# Beans



## tancowgirl2000 (Sep 11, 2005)

*If this doesn't make you laugh out loud, nothing will.

Once upon a time, there lived a woman who had a maddening passion for baked beans. She loved them but unfortunately, they had always have a very
embarrassing and somewhat lively reaction to her.

Then one day she met a man and fell in love. When it became apparent that they would marry she thought to herself,  He is such a sweet and gentle man, he would never go for this  carrying on."

She made the supreme sacrifice and gave up beans.

Some months later her car broke down on the way home from work, since she lived in the country she called her husband and told him that she would be
late because she had to walk home. On her way, she passed a small diner and the odor of the baked beans was  more than she could stand. Since she still
had miles to walk, she figured that she would walk off  any ill effects by the time she reached home. So, she stopped at the diner and before she knew it,she had consumed 3  large orders of baked beans.

All the way home she putt-putted, and upon arriving home she felt reasonably sure she could control it.

Her husband seemed excited to see her and exclaimed delightedly,
"Darling, I have a surprise for dinner tonight." He then blindfolded her and led her to her chair at the table. She  seated herself and just as he was about to
remove the blindfold from his  wife,  the telephone rang.  He made her promise not to touch the blindfold until he returned.

He then went to answer the telephone. The baked beans she had consumed were still affecting her and the pressure was becoming almost unbearable, so
while her husband was out of the room  she seized the opportunity, shifted her weight to one leg and let it go. It was not only loud,  but it smelled like a fertilizer truck running over a skunk in front of pulpwood 
mill.
*
*She took her napkin and fanned  the air around her vigorously. Then she shifted to the other cheek and ripped three more, which  reminded her of cooked cabbage.  Keeping her ears tuned to the conversation in the other room, she went  on like this for another ten minutes.
*
*When the phone farewells signaled the end of her freedom, she fanned the air a few more times with her napkin, placed it on her lap and folded her hands upon it,  smiling contentedly to herself.
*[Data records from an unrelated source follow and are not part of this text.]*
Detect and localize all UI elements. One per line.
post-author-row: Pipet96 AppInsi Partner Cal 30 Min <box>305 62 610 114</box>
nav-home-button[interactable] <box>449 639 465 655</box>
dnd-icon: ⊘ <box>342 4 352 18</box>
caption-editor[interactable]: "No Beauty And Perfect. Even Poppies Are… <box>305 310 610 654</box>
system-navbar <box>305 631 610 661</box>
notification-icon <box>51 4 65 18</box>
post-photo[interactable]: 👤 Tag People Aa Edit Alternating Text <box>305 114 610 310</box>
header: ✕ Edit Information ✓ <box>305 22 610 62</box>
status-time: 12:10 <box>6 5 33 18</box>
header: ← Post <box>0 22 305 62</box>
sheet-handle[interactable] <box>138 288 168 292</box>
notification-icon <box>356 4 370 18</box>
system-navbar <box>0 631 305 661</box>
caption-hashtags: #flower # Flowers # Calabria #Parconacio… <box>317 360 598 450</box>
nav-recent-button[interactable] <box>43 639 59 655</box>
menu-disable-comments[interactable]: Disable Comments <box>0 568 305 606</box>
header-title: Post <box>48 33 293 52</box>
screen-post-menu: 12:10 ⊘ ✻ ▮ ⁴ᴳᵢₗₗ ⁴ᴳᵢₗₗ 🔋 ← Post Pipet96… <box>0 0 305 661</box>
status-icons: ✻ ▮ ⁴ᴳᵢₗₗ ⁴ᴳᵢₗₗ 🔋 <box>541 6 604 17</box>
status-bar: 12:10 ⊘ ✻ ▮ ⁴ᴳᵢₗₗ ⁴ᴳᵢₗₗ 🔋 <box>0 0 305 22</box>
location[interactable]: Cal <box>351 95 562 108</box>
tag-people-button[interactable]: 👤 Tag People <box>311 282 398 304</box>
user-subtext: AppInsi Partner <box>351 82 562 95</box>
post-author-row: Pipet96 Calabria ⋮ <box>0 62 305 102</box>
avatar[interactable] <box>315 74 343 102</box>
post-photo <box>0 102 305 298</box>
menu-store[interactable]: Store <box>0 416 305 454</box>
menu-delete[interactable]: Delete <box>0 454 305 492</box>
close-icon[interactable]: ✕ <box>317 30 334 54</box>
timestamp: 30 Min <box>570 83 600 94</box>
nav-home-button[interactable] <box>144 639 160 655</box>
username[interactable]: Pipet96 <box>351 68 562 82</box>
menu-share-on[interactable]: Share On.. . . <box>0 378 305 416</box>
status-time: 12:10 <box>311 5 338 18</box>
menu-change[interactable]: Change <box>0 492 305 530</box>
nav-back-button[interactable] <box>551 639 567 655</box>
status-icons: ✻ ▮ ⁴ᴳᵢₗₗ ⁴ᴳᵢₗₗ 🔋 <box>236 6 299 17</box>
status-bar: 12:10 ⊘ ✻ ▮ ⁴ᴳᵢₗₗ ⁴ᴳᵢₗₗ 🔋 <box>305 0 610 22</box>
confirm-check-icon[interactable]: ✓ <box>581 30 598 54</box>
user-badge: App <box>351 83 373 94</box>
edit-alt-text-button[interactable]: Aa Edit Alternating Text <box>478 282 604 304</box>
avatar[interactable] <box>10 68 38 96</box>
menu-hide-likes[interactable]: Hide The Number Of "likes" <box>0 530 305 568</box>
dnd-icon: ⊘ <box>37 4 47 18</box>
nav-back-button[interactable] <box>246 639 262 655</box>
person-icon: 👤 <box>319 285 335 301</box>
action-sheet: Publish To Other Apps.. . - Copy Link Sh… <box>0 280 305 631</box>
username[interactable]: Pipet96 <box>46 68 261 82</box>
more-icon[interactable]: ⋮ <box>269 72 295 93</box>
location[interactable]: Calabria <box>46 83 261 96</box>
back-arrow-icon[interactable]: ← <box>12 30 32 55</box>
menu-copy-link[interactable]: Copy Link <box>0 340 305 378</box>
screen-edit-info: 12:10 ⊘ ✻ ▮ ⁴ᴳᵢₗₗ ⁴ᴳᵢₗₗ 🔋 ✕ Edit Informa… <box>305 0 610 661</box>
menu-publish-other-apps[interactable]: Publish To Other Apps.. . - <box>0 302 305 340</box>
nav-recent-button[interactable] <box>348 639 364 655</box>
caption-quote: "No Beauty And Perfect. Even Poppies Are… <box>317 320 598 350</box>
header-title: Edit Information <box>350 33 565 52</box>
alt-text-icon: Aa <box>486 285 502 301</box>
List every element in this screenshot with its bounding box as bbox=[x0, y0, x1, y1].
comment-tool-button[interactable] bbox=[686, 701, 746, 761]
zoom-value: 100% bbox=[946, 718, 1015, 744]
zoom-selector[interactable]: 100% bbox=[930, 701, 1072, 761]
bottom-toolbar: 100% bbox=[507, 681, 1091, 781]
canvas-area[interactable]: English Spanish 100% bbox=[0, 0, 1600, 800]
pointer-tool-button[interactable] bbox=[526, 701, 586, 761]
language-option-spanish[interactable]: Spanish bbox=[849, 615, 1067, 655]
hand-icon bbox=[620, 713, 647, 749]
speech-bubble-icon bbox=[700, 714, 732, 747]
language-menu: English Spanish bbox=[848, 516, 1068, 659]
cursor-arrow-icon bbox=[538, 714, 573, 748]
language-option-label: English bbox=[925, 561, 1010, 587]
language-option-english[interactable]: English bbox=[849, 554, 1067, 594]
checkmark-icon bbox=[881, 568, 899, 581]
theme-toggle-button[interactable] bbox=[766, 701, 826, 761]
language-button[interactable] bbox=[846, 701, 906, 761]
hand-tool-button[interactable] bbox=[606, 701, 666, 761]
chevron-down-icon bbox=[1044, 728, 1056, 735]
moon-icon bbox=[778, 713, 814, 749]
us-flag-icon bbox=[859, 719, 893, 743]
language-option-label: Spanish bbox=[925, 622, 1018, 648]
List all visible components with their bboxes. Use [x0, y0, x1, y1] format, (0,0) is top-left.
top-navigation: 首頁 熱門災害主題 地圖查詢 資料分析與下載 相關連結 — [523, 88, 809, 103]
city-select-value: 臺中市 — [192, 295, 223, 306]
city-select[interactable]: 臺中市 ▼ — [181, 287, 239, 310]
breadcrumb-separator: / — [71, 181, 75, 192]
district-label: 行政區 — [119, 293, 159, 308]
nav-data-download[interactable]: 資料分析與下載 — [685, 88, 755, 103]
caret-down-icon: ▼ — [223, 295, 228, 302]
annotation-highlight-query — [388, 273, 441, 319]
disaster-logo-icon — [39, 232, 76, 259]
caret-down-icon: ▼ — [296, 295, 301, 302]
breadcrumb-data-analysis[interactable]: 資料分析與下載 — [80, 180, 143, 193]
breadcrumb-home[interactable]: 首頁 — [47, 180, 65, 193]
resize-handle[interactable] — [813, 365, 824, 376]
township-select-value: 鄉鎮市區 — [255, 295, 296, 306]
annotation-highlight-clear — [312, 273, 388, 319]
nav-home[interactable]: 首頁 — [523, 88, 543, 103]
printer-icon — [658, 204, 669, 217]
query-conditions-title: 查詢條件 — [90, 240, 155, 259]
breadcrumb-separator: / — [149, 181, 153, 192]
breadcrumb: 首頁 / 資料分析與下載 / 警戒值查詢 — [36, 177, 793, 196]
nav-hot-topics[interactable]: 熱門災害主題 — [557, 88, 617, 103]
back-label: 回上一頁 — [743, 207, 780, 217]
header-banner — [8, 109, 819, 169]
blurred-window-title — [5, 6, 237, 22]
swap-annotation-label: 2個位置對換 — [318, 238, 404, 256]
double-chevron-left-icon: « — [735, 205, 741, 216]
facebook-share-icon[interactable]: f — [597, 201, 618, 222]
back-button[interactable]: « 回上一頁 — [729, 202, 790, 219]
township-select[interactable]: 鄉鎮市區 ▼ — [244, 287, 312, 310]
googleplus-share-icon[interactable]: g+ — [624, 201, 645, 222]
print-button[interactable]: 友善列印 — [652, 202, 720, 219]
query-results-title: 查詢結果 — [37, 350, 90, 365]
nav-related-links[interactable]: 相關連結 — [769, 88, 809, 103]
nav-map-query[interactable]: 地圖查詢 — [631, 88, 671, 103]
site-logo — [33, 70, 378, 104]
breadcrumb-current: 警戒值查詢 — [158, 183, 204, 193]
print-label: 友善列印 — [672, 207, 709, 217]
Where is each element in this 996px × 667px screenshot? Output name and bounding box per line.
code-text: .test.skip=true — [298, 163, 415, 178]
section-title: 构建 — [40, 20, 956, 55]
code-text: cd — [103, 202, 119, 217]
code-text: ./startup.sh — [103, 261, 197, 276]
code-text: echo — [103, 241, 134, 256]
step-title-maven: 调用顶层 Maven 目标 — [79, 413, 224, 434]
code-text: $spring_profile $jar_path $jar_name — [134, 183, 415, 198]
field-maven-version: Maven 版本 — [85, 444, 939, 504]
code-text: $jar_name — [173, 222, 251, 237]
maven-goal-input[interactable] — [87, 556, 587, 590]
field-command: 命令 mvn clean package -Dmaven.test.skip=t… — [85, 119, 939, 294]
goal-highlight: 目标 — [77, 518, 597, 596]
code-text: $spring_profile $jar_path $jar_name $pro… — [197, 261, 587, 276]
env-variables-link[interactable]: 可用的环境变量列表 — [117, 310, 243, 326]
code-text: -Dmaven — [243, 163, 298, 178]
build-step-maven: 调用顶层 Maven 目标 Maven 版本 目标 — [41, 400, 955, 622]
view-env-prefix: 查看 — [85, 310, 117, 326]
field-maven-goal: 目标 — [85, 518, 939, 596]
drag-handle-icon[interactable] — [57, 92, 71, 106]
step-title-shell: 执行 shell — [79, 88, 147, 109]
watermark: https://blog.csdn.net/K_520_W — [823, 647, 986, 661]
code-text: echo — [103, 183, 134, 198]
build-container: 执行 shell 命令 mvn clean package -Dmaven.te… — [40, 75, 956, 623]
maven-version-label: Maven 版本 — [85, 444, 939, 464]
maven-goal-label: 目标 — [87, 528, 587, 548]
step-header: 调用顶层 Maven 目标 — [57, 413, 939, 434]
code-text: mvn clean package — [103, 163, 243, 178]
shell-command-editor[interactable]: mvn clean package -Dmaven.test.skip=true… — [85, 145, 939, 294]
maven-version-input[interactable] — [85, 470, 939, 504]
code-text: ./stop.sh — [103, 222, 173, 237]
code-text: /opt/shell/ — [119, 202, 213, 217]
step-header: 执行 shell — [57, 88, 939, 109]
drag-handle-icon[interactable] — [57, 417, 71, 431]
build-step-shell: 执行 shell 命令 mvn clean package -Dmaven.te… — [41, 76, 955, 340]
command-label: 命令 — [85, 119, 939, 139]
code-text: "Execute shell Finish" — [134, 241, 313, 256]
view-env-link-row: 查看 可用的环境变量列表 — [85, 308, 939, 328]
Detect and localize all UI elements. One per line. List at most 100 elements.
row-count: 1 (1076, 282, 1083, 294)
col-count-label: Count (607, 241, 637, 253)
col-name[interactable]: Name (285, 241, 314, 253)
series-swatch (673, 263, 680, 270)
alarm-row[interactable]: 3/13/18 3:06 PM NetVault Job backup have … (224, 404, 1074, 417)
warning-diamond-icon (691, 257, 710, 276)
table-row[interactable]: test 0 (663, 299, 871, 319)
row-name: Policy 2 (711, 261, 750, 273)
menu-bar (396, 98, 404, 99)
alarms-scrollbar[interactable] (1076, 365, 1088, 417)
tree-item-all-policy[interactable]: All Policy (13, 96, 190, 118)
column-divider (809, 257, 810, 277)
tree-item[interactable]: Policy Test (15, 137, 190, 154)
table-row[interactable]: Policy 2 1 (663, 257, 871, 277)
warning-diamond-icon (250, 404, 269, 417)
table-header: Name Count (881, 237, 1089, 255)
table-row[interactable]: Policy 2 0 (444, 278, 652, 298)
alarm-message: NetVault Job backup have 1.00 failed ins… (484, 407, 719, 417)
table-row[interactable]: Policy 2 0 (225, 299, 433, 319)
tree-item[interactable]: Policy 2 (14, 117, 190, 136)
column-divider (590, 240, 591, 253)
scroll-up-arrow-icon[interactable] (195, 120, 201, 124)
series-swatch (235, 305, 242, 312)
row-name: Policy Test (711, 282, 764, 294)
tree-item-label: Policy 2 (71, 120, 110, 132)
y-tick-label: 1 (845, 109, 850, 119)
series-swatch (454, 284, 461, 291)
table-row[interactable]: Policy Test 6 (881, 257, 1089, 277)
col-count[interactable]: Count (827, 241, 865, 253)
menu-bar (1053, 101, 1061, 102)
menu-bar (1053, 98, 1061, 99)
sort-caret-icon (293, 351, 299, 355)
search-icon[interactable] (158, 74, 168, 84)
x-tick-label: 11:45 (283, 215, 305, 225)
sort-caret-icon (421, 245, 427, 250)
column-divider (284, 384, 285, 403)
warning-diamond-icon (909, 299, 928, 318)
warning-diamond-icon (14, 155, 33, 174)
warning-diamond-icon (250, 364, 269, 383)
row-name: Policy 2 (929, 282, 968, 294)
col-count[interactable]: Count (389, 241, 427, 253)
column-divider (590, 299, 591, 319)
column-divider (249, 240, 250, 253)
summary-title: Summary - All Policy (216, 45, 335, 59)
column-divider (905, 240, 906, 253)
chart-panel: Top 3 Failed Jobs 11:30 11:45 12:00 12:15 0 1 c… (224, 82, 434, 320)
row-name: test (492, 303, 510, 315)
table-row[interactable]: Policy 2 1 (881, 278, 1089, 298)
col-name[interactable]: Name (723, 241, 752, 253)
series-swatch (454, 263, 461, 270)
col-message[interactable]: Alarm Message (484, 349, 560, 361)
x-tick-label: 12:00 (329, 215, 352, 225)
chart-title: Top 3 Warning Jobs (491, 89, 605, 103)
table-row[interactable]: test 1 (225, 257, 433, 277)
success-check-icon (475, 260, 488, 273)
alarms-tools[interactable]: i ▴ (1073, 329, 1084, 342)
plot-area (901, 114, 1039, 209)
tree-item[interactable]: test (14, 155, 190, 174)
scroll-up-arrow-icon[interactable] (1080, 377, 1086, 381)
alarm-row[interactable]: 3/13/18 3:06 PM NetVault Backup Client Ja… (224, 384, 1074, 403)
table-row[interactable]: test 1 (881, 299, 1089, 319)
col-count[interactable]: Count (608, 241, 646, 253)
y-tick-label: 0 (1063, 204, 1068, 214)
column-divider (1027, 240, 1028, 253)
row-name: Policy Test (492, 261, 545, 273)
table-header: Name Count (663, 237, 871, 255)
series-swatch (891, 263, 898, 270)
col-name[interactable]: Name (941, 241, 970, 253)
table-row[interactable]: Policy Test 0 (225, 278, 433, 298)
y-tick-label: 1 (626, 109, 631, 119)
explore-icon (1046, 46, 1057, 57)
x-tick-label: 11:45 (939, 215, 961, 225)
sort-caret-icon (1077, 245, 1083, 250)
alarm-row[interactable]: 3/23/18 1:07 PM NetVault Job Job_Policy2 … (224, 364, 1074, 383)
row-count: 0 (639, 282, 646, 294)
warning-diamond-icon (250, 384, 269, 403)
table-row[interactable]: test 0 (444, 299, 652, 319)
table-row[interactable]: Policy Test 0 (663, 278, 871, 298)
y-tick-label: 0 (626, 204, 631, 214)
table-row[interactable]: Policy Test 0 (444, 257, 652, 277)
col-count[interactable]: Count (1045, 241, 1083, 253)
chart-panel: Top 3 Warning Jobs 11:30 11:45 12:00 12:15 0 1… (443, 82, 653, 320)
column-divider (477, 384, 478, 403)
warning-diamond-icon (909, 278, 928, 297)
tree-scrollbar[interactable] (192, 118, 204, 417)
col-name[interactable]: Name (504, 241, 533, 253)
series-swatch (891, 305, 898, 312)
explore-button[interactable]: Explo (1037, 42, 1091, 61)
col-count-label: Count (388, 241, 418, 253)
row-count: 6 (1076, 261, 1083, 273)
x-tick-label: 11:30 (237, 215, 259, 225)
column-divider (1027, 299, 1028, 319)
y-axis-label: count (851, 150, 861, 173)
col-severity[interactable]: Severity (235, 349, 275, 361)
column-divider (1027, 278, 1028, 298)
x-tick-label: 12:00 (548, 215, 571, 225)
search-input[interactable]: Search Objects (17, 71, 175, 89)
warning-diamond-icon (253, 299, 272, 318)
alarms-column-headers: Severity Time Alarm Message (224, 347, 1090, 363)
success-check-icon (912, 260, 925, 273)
She was the picture of innocence when her husband returned, apologizing for taking so long, he asked her if she peeked, and she assured him that she had not. At this point, he removed the blindfold,  and she was
surprised!
*
*There were twelve dinner guests seated around the table to wish her a "Happy Birthday"!

*


----------



## texasgirl (Sep 11, 2005)

OMG, can you imagine??


----------



## pdswife (Sep 11, 2005)

Lol!  Great Giggle!


----------



## middie (Sep 11, 2005)

oh i'd be looking for a rock to hide under for all of eternity lmbo


----------



## KAYLINDA (Sep 11, 2005)

I would be crying as I ran from the room...(but hopefully I could laugh about it later).


----------



## Ken (Sep 11, 2005)

And you promised Alix you'd never tell that story about her!

For shame.....


----------



## texasgirl (Sep 11, 2005)

Ken said:
			
		

> And you promised Alix you'd never tell that story about her!
> 
> For shame.....


 
She's gonna kick your buuuuuttttt


----------



## Maidrite (Sep 11, 2005)

So when did this happen to you Tanis ?   

I might have had the happen to me............................. Nope just kidding...................  



I think a man would be ok with it, A lady on the other hand would just die. 
Thank You for the Laugh!


----------



## tancowgirl2000 (Sep 11, 2005)

Just die??? Thats it?? Oh My!!!  My soul would NEVER rest if that happened NEVER!!!


----------



## Alix (Sep 12, 2005)

Ken said:
			
		

> And you promised Alix you'd never tell that story about her!
> 
> For shame.....


 
I feel some negative karma coming your way!! Or maybe some RICE for dinner!!!


----------



## Ken (Sep 12, 2005)

Alix said:
			
		

> I feel some negative karma coming your way!! Or maybe some RICE for dinner!!!


 
Oops!  Hope Abby's hungry tonight......


----------